3. **Pipeline Files**  
   The notebook depends on pretrained pipeline files (`.pkl` files for vectorizers, transformers, and the classifier), which are **included in this repository**.  
   Be sure they are **downloaded and saved in the correct folder** as referenced in the notebook.

---

Once the setup is complete, simply run the notebook to generate buyer predictions and export the final lead list.


In [4]:
import joblib
import pandas as pd

# Load the saved model and vectorizer from the same folder as the notebook
model = joblib.load('nlp_model.joblib')
vectorizer = joblib.load('vectorizer.joblib')
pipeline = joblib.load('nlp_pipeline_with_smote.joblib')



In [11]:
# Load your new dataset of job descriptions (CSV example)
# Replace with your actual file path and dataset of jobs
df_new_jobs = pd.read_csv('C://Users//...//all_keyword_job_listings.csv')  # Replace with your file path

In [12]:
# These are the same columns used during training: CombinedText, AgencySize, Industry, IsSeniorRole
X_new = df_new_jobs[['CombinedText', 'AgencySize', 'Industry', 'IsSeniorRole']]

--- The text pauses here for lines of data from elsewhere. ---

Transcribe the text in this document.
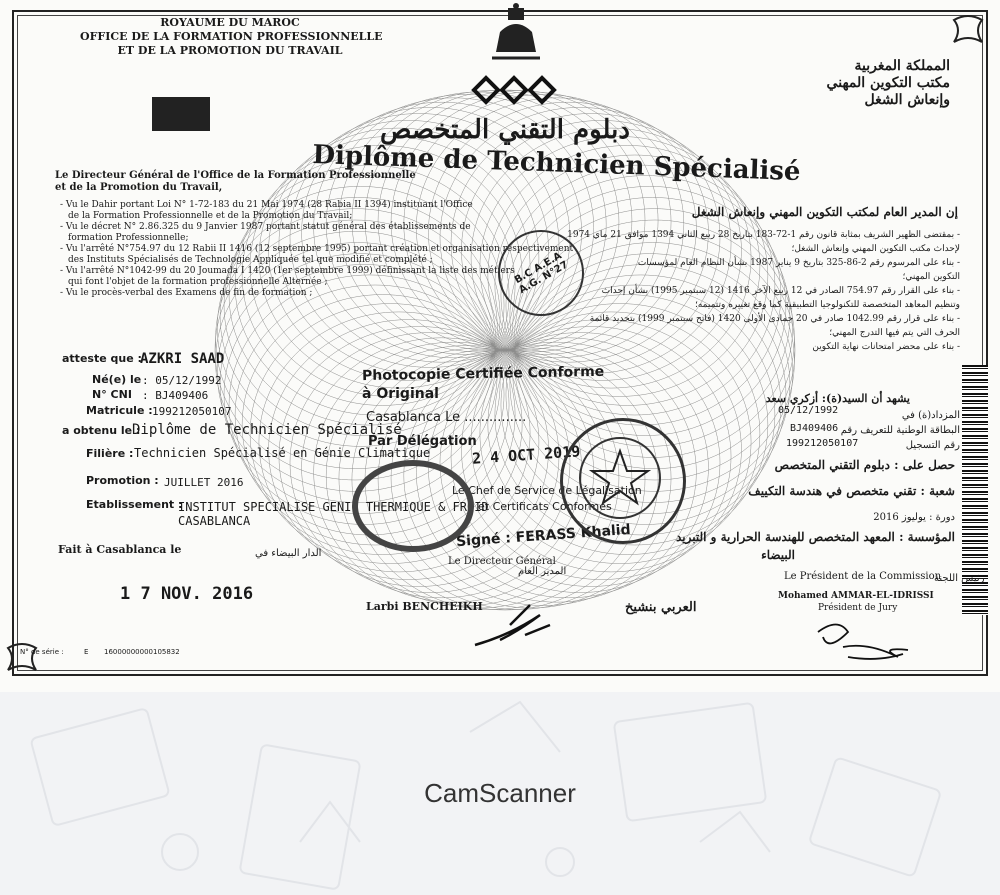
ROYAUME DU MAROC
OFFICE DE LA FORMATION PROFESSIONNELLE
ET DE LA PROMOTION DU TRAVAIL
المملكة المغربية
مكتب التكوين المهني
وإنعاش الشغل
دبلوم التقني المتخصص
Diplôme de Technicien Spécialisé
Le Directeur Général de l'Office de la Formation Professionnelle
et de la Promotion du Travail,
- Vu le Dahir portant Loi N° 1-72-183 du 21 Mai 1974 (28 Rabia II 1394) instituant l'Office
de la Formation Professionnelle et de la Promotion du Travail;
- Vu le décret N° 2.86.325 du 9 Janvier 1987 portant statut général des établissements de
formation Professionnelle;
- Vu l'arrêté N°754.97 du 12 Rabii II 1416 (12 septembre 1995) portant création et organisation respectivement
des Instituts Spécialisés de Technologie Appliquée tel que modifié et complété ;
- Vu l'arrêté N°1042-99 du 20 Joumada I 1420 (1er septembre 1999) définissant la liste des métiers
qui font l'objet de la formation professionnelle Alternée ;
- Vu le procès-verbal des Examens de fin de formation ;
إن المدير العام لمكتب التكوين المهني وإنعاش الشغل
- بمقتضى الظهير الشريف بمثابة قانون رقم 1-72-183 بتاريخ 28 ربيع الثاني 1394 موافق 21 ماي 1974
لإحداث مكتب التكوين المهني وإنعاش الشغل؛
- بناء على المرسوم رقم 2-86-325 بتاريخ 9 يناير 1987 بشأن النظام العام لمؤسسات
التكوين المهني؛
- بناء على القرار رقم 754.97 الصادر في 12 ربيع الآخر 1416 (12 سبتمبر 1995) بشأن إحداث
وتنظيم المعاهد المتخصصة للتكنولوجيا التطبيقية كما وقع تغييره وتتميمه؛
- بناء على قرار رقم 1042.99 صادر في 20 جمادى الأولى 1420 (فاتح سبتمبر 1999) بتحديد قائمة
الحرف التي يتم فيها التدرج المهني؛
- بناء على محضر امتحانات نهاية التكوين
atteste que :
AZKRI SAAD
Né(e) le : 05/12/1992
N° CNI : BJ409406
Matricule : 199212050107
a obtenu le :
Diplôme de Technicien Spécialisé
Filière : Technicien Spécialisé en Génie Climatique
Promotion : JUILLET 2016
Etablissement :
INSTITUT SPECIALISE GENIE THERMIQUE & FROID
CASABLANCA
Fait à Casablanca le
1 7 NOV. 2016
يشهد أن السيد(ة): أزكري سعد
المزداد(ة) في
05/12/1992
البطاقة الوطنية للتعريف رقم
BJ409406
رقم التسجيل
199212050107
حصل على : دبلوم التقني المتخصص
شعبة : تقني متخصص في هندسة التكييف
دورة : يوليوز 2016
المؤسسة : المعهد المتخصص للهندسة الحرارية و التبريد
البيضاء
الدار البيضاء في
Photocopie Certifiée Conforme
à Original
Casablanca Le ...............
Par Délégation
2 4 OCT 2019
Le Chef de Service de Légalisation
et Certificats Conformes
Signé : FERASS Khalid
B.C A.E.A A.G. N°27
Le Directeur Général
المدير العام
Larbi BENCHEIKH	العربي بنشيخ
Le Président de la Commission
رئيس اللجنة
Mohamed AMMAR-EL-IDRISSI
Président de Jury
N° de série :	E 16000000000105832
CamScanner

# Transform the new data using the preprocessor part of the pipeline
X_new_transformed = pipeline.named_steps['preprocessor'].transform(X_new)

# Make predictions using the trained classifier
predictions = pipeline.named_steps['classifier'].predict(X_new_transformed)

# Add predictions to the new dataframe (0 or 1, where 1 is a data buyer)
df_new_jobs['predicted_label'] = predictions

# Filter data-buying leads (predicted_label == 1)
data_buying_jobs = df_new_jobs[df_new_jobs['predicted_label'] == 1]

In [13]:
# Optionally, save the predicted data-buying leads to a CSV file
data_buying_jobs.to_csv('C://Users//...//predicted_data_buying_leads.csv', index=False)

print("Data-buying leads have been saved to 'predicted_data_buying_leads.csv'")

Data-buying leads have been saved to 'predicted_data_buying_leads.csv'